There is a bunch more you can do with the Interactions API than I’ve shown, including tool and function calling, MCP integration, structured output and streaming.
But please be aware that, as of the time of writing, the Interactions API is still in Beta, and Google’s deep research agent is in preview. This will undoubtedly change in the coming weeks, but it’s best to check before using this tool in a production system.
For more information, see the link below for Google’s official documentation page for the interactions API.
https://ai.google.dev/gemini-api/docs/interactions?ua=chat
Summary
The Google Interactions API signals a maturity in the AI engineering ecosystem. It acknowledges that the “Everything Prompt”, a single, massive block of text trying to handle personality, logic, tools, and safety, is an anti-pattern.
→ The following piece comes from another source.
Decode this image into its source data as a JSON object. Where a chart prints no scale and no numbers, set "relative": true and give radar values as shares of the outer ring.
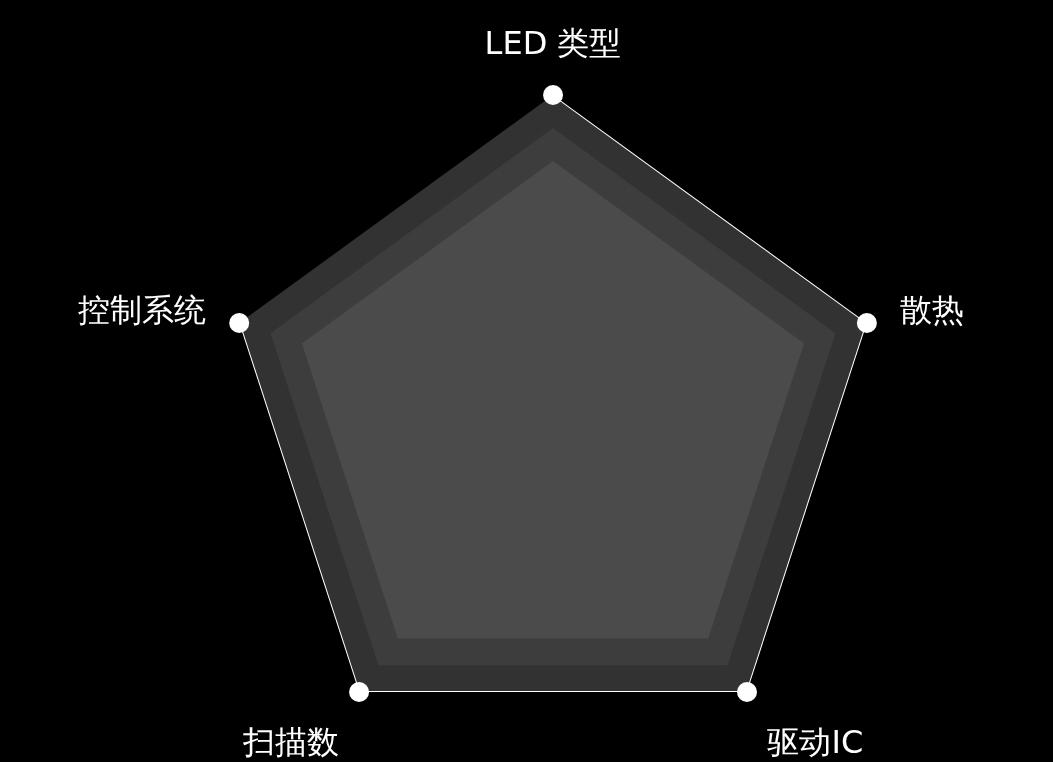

By using this API, developers using Google AI can effectively decouple Reasoning (the LLM’s job) from Architecture (the Developer’s job).
Unlike usual chat loops, where state is implicit and prone to hallucinations, this API uses a structured “Interaction” resource to serve as a permanent session record of all inputs, outputs, and tool results. With stateful management, developers can reference an Interaction ID from a previous chat and retrieve full context automatically. This can optimise caching, improve performance, and lower costs by eliminating the need to resend entire histories.
Furthermore, the Interactions API is uniquely capable of orchestrating asynchronous, high-latency agentic processes, such as Google’s Deep Research, which can scour the web and synthesise massive amounts of data into complex reports. This research can be done asynchronously, which means you can fire off long-running tasks and write simple code to be notified when the job finishes, allowing you to work on other tasks in the interim.
If you are building a creative writing assistant, a simple chat loop is fine. But if you are building a financial analyst, a medical screener, or a deep research engine, the Interactions API provides the scaffolding necessary to turn a probabilistic model into a more reliable product.